Employees laid off from Oracle China appear to be a hot commodity for tech companies looking to hire, according to one recruitment platform, though desirability may be tempered by candidates’ ages as industry demands shift.
Recruiters searched online resumes for “Oracle” around 100,000 times on Tuesday, according to the online recruitment platform Boss Zhipin, an increase of 30% compared with a day earlier.
News broke earlier this week that the US tech giant would lay off around 1,000 employees in the China Research and Development Center (CDC). The center, which has facilities in cities including Beijing and Shenzhen, will reportedly close soon.
In a response sent to TechNode on Wednesday, Oracle China said as its cloud business continues to grow, it is carrying out a round of restructuring so as to offer Chinese business clients the best in cloud services.
However, employee protests signal that the US tech giant’s strategy is muddled. According to Chinese media, dozens of employees held a protest near the company’s Zhongguancun Technology Park offices in Beijing, carrying signs and banners saying that the layoffs were in fact a consequence of Oracle seeking to shut down its China operations entirely. Some of the fired employees, according to media reports, were from the cloud services team.
“It is regrettable to see them being fired in their middle age,” (our translation) Xu Dandan, founder and chairman of another Chinese recruitment service Lagou, said Thursday in a Weibo post. The average age of Oracle employees now looking for jobs on its platform was 37, he added, though they are senior engineers who are mostly graduates from prestigious universities and are “highly experienced with a strong background in technology.”
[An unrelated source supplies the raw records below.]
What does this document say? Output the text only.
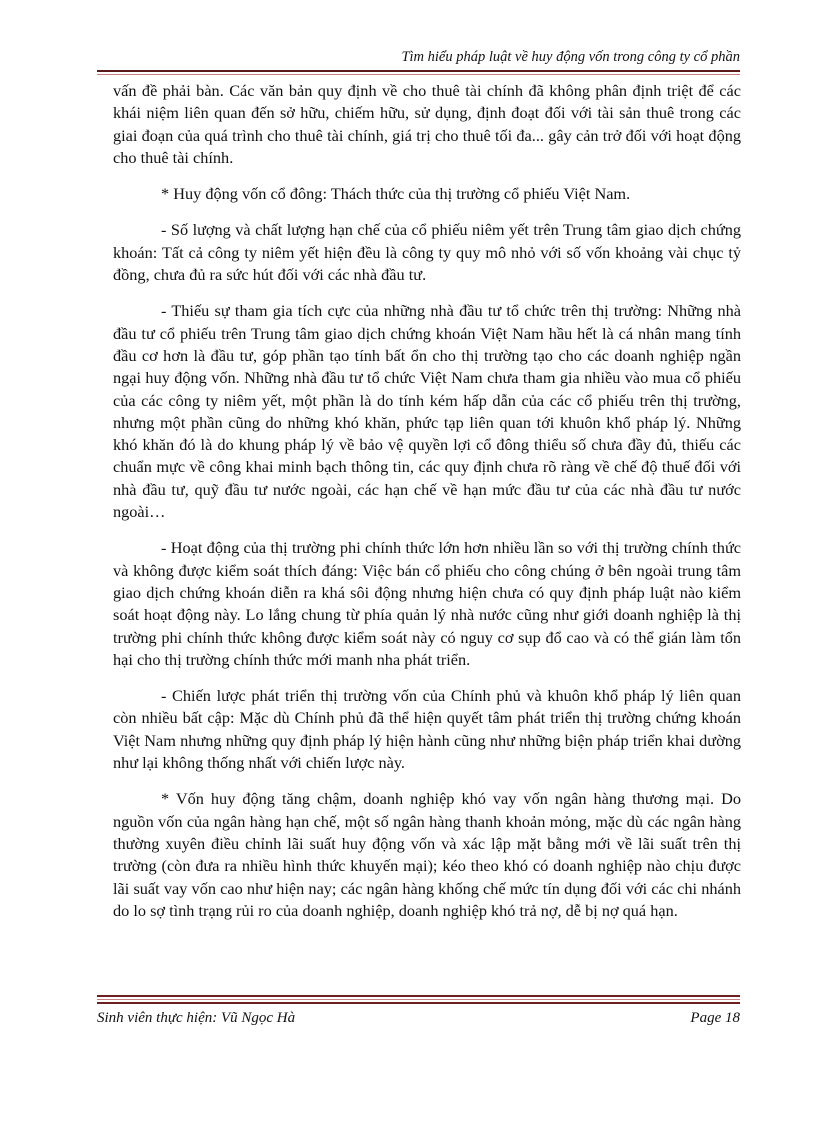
Tìm hiểu pháp luật về huy động vốn trong công ty cổ phần

vấn đề phải bàn. Các văn bản quy định về cho thuê tài chính đã không phân định triệt để các khái niệm liên quan đến sở hữu, chiếm hữu, sử dụng, định đoạt đối với tài sản thuê trong các giai đoạn của quá trình cho thuê tài chính, giá trị cho thuê tối đa... gây cản trở đối với hoạt động cho thuê tài chính.

* Huy động vốn cổ đông: Thách thức của thị trường cổ phiếu Việt Nam.

- Số lượng và chất lượng hạn chế của cổ phiếu niêm yết trên Trung tâm giao dịch chứng khoán: Tất cả công ty niêm yết hiện đều là công ty quy mô nhỏ với số vốn khoảng vài chục tỷ đồng, chưa đủ ra sức hút đối với các nhà đầu tư.

- Thiếu sự tham gia tích cực của những nhà đầu tư tổ chức trên thị trường: Những nhà đầu tư cổ phiếu trên Trung tâm giao dịch chứng khoán Việt Nam hầu hết là cá nhân mang tính đầu cơ hơn là đầu tư, góp phần tạo tính bất ổn cho thị trường tạo cho các doanh nghiệp ngần ngại huy động vốn. Những nhà đầu tư tổ chức Việt Nam chưa tham gia nhiều vào mua cổ phiếu của các công ty niêm yết, một phần là do tính kém hấp dẫn của các cổ phiếu trên thị trường, nhưng một phần cũng do những khó khăn, phức tạp liên quan tới khuôn khổ pháp lý. Những khó khăn đó là do khung pháp lý về bảo vệ quyền lợi cổ đông thiểu số chưa đầy đủ, thiếu các chuẩn mực về công khai minh bạch thông tin, các quy định chưa rõ ràng về chế độ thuế đối với nhà đầu tư, quỹ đầu tư nước ngoài, các hạn chế về hạn mức đầu tư của các nhà đầu tư nước ngoài…

- Hoạt động của thị trường phi chính thức lớn hơn nhiều lần so với thị trường chính thức và không được kiểm soát thích đáng: Việc bán cổ phiếu cho công chúng ở bên ngoài trung tâm giao dịch chứng khoán diễn ra khá sôi động nhưng hiện chưa có quy định pháp luật nào kiểm soát hoạt động này. Lo lắng chung từ phía quản lý nhà nước cũng như giới doanh nghiệp là thị trường phi chính thức không được kiểm soát này có nguy cơ sụp đổ cao và có thể gián làm tổn hại cho thị trường chính thức mới manh nha phát triển.

- Chiến lược phát triển thị trường vốn của Chính phủ và khuôn khổ pháp lý liên quan còn nhiều bất cập: Mặc dù Chính phủ đã thể hiện quyết tâm phát triển thị trường chứng khoán Việt Nam nhưng những quy định pháp lý hiện hành cũng như những biện pháp triển khai dường như lại không thống nhất với chiến lược này.

* Vốn huy động tăng chậm, doanh nghiệp khó vay vốn ngân hàng thương mại. Do nguồn vốn của ngân hàng hạn chế, một số ngân hàng thanh khoản mỏng, mặc dù các ngân hàng thường xuyên điều chỉnh lãi suất huy động vốn và xác lập mặt bằng mới về lãi suất trên thị trường (còn đưa ra nhiều hình thức khuyến mại); kéo theo khó có doanh nghiệp nào chịu được lãi suất vay vốn cao như hiện nay; các ngân hàng khống chế mức tín dụng đối với các chi nhánh do lo sợ tình trạng rủi ro của doanh nghiệp, doanh nghiệp khó trả nợ, dễ bị nợ quá hạn.

Sinh viên thực hiện: Vũ Ngọc Hà	Page 18
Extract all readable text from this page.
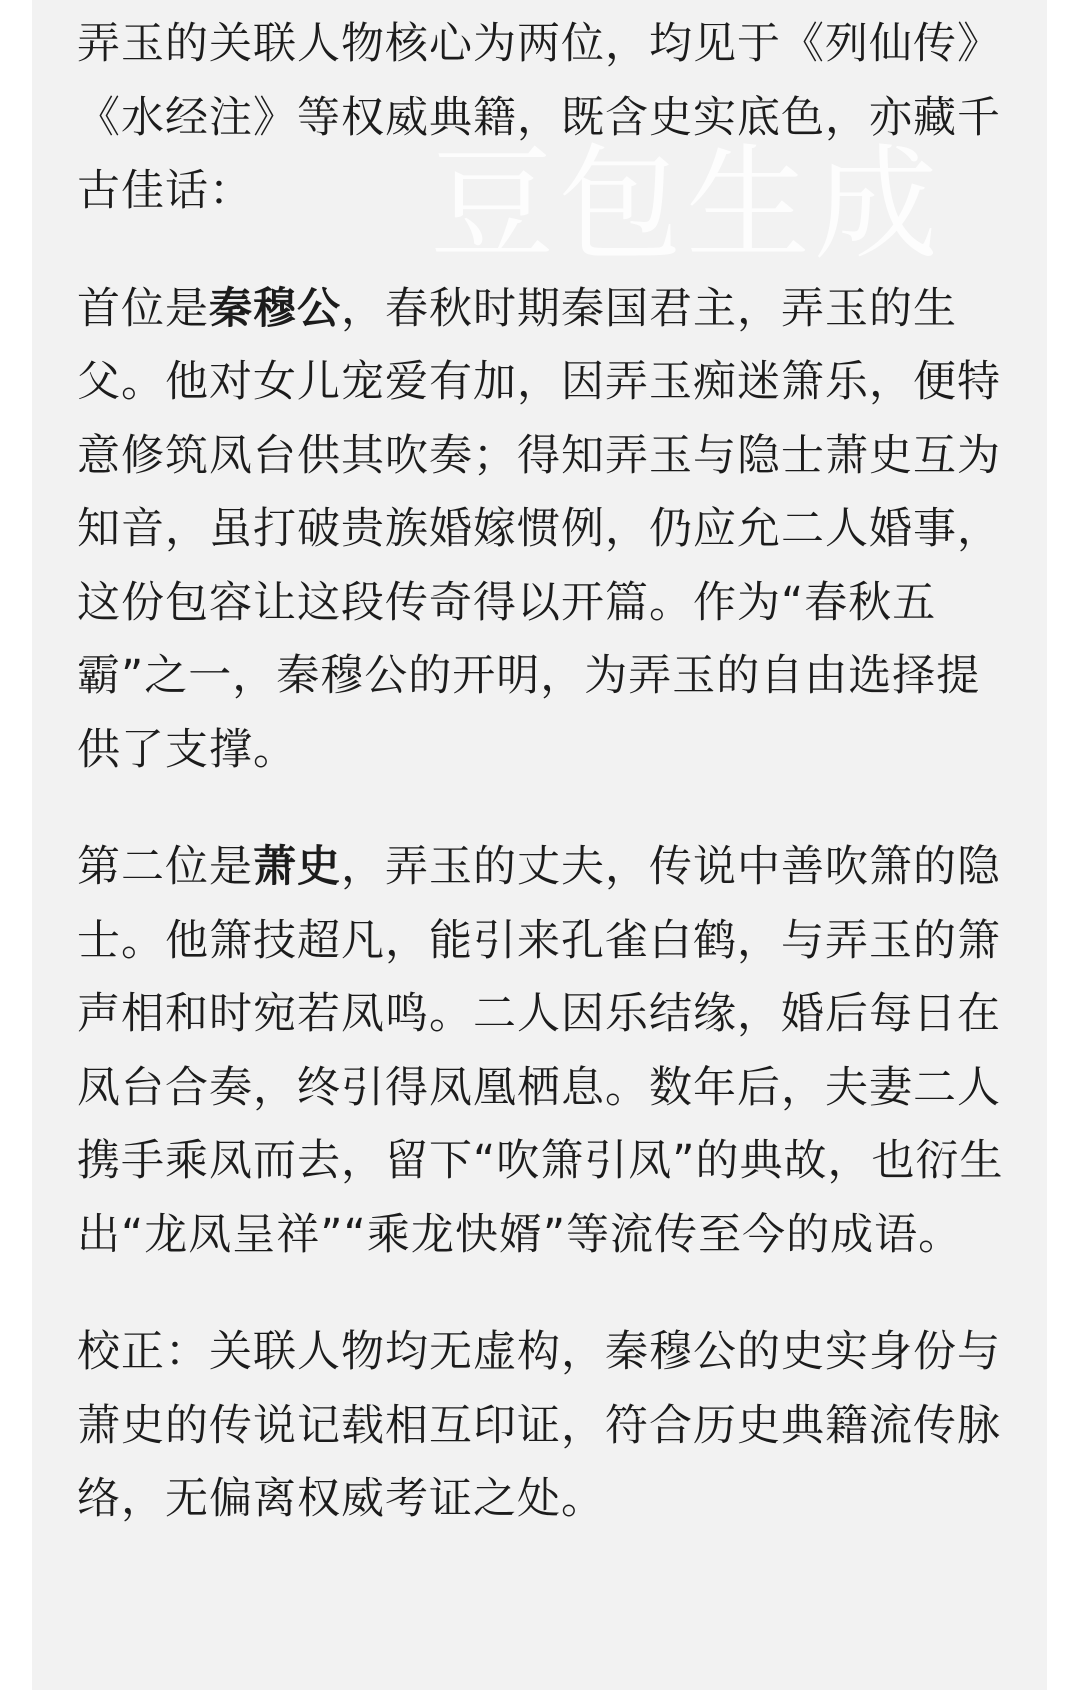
豆包生成

弄玉的关联人物核心为两位，均见于《列仙传》《水经注》等权威典籍，既含史实底色，亦藏千古佳话：

首位是秦穆公，春秋时期秦国君主，弄玉的生父。他对女儿宠爱有加，因弄玉痴迷箫乐，便特意修筑凤台供其吹奏；得知弄玉与隐士萧史互为知音，虽打破贵族婚嫁惯例，仍应允二人婚事，这份包容让这段传奇得以开篇。作为“春秋五霸”之一，秦穆公的开明，为弄玉的自由选择提供了支撑。

第二位是萧史，弄玉的丈夫，传说中善吹箫的隐士。他箫技超凡，能引来孔雀白鹤，与弄玉的箫声相和时宛若凤鸣。二人因乐结缘，婚后每日在凤台合奏，终引得凤凰栖息。数年后，夫妻二人携手乘凤而去，留下“吹箫引凤”的典故，也衍生出“龙凤呈祥”“乘龙快婿”等流传至今的成语。

校正：关联人物均无虚构，秦穆公的史实身份与萧史的传说记载相互印证，符合历史典籍流传脉络，无偏离权威考证之处。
“However, it is not that easy to get a good position now as the bar has been raised at local internet firms,” (our translation) Xu said in a Weibo post, following a mass exodus of tech workers that left established multinational tech companies for Chinese internet firms in 2015 and 2016.
Work environments for Chinese tech workers are changing. The 996 workday, a term referring to working from 9 a.m. to 9 p.m. six days a week, has gradually become an unwritten rule at tech heavyweights such as JD.com. Being eliminated by younger colleagues is another challenge. Rumors about Huawei clearing out workers above the ages of 34 have been widely circulated since 2017, though the company has denied the practice, reported Sina Tech.
The new developments in the Oracle’s massive layoffs is strikingly similar to Yahoo’s in Beijing four years ago. The company announced the closedown of its Beijing R&D center in March 2015, and its former programmers were enthusiastically welcomed by Chinese tech giants. Coffee shops near the Yahoo’s Beijing office were reportedly packed with HR managers from companies such as Baidu, JD.com, and Huawei, who were engaged in animated talks with candidates.
Recent comments indicate that Oracle is determined to compete in China. “If we let China’s economy pass us up, if we let China produce more engineers than we do, if we let China’s technology companies beat our technology companies, it won’t be long that our military is behind technologically also,” Oracle CEO Larry Ellison said in a Fox News interview in October.